Thu, 11 May 2000 22:58:35 -0400

[Guido]
> I have to admit I have no clue about the details of this debate any
> more,

Na, there's no debate here.  I believe I confused things by misunderstanding
what Trent's original claim was (sorry, Trent!), but we bumped into real
flaws in the current hash anyway (even on 32-bit machines).  I don't think
there's any actual disagreement about anything here.

> and I'm cowardly awaiting a patch submission that Tim approves
> of.

As am I <wink>.

> (I'm hoping a day will come when Tim can check it in himself. :-)

Well, all you have to do to make that happen is get a real job and then hire
me <wink>.

> In the mean time, I'd like to emphasize the key invariant here: we
> must ensure that (a==b) => (hash(a)==hash(b)).

Absolutely.  That's already true, and is so non-controversial that Trent
elided ("...") the code for that in his last post.

> One quick way to deal with this could be the following pseudo C:
>
>     PyObject *double_hash(double x)
>     {
>         long l = (long)x;
>         if ((double)l == x)
> 	    return long_hash(l);
> 	...double-specific code...
>     }
>
> This code makes one assumption: that if there exists a long l equal to
> a double x, the cast (long)x should yield l...

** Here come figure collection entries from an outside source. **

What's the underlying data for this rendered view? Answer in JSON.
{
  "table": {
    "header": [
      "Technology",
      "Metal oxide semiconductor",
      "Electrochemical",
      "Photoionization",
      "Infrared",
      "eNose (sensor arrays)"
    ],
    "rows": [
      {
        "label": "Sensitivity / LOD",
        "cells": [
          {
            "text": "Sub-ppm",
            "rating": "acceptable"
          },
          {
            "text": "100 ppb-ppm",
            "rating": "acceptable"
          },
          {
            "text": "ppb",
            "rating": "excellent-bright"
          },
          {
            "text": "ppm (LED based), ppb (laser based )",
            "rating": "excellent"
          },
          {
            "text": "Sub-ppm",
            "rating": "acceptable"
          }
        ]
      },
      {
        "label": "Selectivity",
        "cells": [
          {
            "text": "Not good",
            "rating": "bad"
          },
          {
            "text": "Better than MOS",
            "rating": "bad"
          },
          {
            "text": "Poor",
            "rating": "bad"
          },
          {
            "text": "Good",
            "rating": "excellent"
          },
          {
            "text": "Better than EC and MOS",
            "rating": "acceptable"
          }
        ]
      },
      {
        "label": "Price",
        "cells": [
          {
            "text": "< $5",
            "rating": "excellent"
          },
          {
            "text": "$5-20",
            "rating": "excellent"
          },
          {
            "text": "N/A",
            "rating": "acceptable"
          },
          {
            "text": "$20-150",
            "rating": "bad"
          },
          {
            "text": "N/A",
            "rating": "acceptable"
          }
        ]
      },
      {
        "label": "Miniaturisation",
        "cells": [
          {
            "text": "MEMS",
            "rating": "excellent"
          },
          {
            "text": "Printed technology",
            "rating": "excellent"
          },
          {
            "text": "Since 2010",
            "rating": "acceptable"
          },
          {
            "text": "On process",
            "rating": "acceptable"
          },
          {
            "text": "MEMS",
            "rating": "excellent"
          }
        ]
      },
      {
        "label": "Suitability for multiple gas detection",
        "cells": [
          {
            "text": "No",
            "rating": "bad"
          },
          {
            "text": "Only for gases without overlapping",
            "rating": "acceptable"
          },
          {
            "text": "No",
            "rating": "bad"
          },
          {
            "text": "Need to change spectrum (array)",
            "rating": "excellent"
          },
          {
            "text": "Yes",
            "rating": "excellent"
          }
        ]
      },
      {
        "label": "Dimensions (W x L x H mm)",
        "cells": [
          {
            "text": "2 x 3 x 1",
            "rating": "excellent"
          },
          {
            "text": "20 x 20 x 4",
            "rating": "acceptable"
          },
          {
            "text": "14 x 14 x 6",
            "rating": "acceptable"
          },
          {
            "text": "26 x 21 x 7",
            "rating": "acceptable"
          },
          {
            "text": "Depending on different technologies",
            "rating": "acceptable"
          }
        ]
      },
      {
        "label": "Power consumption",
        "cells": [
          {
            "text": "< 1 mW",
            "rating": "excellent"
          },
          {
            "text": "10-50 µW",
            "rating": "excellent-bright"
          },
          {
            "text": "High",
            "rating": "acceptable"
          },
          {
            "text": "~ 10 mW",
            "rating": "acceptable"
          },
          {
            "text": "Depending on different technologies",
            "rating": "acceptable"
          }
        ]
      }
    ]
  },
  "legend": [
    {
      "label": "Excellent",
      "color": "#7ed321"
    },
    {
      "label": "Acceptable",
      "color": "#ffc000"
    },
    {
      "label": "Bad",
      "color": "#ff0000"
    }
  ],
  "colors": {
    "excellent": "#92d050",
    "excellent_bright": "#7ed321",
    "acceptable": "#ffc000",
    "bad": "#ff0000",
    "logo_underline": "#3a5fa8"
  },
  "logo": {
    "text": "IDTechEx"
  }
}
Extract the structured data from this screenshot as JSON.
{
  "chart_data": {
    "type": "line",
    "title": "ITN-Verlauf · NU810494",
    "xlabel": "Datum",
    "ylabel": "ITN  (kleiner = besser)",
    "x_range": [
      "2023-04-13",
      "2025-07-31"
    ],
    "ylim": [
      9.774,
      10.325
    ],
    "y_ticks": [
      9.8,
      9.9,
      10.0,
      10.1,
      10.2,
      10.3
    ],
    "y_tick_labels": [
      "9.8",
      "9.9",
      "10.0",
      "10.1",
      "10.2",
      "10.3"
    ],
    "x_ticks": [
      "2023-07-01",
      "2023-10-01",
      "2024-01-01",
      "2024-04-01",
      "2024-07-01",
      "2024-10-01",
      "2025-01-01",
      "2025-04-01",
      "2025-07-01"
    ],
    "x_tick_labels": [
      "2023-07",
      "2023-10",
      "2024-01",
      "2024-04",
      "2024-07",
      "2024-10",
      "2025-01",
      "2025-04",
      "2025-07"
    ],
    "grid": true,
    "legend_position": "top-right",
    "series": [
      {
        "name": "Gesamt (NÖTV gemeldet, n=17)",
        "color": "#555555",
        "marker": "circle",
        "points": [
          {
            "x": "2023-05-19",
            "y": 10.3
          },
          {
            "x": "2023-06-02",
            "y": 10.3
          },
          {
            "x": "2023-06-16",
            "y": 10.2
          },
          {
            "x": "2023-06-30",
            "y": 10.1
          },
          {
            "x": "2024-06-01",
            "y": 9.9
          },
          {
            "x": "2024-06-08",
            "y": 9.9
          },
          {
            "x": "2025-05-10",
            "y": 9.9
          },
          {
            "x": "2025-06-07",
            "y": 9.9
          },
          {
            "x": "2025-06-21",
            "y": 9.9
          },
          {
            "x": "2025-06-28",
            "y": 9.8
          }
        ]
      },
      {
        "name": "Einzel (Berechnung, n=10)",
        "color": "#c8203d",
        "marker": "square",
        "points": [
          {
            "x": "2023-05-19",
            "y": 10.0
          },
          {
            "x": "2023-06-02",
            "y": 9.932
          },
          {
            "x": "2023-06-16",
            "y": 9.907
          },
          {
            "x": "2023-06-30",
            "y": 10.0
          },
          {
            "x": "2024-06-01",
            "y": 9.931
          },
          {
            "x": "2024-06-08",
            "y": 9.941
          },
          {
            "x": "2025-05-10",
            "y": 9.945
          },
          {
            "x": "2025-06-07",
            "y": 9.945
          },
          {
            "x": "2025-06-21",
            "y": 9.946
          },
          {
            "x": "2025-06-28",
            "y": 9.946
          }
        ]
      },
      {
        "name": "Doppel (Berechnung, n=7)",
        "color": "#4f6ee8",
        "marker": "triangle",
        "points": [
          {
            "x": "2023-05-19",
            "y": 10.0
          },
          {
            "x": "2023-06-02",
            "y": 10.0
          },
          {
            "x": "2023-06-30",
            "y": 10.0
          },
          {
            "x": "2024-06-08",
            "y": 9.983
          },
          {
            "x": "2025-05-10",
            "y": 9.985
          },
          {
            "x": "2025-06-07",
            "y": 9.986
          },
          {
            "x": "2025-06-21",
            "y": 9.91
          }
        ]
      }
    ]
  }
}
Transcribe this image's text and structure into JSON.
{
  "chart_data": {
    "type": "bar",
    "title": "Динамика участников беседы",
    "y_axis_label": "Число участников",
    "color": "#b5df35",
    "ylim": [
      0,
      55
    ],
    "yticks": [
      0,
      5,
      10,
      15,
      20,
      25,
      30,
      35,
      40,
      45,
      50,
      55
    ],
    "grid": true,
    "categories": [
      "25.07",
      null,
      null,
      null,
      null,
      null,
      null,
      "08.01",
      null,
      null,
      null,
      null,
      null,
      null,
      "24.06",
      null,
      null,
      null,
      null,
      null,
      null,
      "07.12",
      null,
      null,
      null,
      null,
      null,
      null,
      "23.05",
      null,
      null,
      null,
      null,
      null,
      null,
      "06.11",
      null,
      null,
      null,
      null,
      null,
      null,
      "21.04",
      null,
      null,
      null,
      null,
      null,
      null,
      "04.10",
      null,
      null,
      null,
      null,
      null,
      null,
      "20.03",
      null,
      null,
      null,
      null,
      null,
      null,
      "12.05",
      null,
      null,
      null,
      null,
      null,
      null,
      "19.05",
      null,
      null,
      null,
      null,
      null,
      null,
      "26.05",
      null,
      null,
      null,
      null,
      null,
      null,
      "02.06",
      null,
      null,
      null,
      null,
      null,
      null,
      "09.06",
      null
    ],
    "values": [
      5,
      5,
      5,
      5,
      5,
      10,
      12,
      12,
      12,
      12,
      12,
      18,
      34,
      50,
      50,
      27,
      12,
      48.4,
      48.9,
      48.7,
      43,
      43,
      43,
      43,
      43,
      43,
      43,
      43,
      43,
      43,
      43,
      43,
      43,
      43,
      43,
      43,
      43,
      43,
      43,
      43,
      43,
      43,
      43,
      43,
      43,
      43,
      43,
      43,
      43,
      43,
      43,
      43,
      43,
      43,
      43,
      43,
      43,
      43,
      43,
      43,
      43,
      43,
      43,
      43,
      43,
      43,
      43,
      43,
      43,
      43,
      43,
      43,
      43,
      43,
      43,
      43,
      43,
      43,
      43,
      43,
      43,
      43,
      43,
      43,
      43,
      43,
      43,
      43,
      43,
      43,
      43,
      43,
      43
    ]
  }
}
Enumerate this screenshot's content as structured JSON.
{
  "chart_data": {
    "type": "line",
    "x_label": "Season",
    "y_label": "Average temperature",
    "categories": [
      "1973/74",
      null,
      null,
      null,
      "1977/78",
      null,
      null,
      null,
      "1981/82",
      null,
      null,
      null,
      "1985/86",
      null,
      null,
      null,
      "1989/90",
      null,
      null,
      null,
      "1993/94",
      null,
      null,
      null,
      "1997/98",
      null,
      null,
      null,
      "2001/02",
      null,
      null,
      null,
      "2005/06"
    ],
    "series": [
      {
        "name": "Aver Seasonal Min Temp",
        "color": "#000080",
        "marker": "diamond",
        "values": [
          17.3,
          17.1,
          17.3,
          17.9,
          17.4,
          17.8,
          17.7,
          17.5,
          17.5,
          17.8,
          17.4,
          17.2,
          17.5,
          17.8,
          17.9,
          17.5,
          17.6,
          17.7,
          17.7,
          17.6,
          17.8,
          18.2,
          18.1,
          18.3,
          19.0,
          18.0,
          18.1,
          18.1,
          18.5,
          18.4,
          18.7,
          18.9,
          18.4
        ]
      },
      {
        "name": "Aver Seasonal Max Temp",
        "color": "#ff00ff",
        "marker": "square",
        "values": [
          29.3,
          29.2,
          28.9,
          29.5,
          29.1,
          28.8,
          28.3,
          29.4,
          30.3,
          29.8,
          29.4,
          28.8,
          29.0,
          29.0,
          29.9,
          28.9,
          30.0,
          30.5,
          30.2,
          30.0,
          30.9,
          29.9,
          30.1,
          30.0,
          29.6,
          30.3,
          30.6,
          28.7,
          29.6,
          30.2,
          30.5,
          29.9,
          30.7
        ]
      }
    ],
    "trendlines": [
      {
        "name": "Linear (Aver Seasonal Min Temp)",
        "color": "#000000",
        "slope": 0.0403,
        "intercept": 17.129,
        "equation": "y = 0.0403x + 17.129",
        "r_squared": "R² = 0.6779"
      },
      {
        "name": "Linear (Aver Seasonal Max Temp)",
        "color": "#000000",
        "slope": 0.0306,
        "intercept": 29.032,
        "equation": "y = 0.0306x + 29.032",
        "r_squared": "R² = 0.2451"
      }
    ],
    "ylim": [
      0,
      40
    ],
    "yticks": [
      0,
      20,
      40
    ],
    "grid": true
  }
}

No, that fails on two counts:

1.  If x is "too big" to fit in a long (and a great many doubles are),
    the cast to long is undefined.  Don't know about all current platforms,
    but on the KSR platform such casts raised a fatal hardware
    exception.  The current code already accomplishes this part in a
    safe way (which Trent's patch improves by using a symbol instead of
    the current hard-coded hex constant).

2.  The key invariant needs to be preserved also when x is an exact
    integral value that happens to be (possibly very!) much bigger than
    a C long; e.g.,

>>> long(1.23e300)  # 1.23e300 is an integer! albeit not the one you think
12299999999999999456195024356787918820614965027709909500456844293279
60298864608335541984218516600989160291306221939122973741400364055485
57167627474369519296563706976894811817595986395177079943535811102573
51951343133141138298152217970719263233891682157645730823560232757272
73837119288529943287157489664L
>>> hash(1.23e300) == hash(_)
1
>>>

The current code already handles that correctly too.  All the problems occur
when the double has a non-zero fractional part, and Trent knows how to fix
that now.  hash(x) may differ across platforms because sizeof(long) differs
across platforms, but that's just as true of strings as floats (i.e., Python
has never computed platform-independent hashes -- if that bothers *you*
(doesn't bother me), that's the part you should chime in on).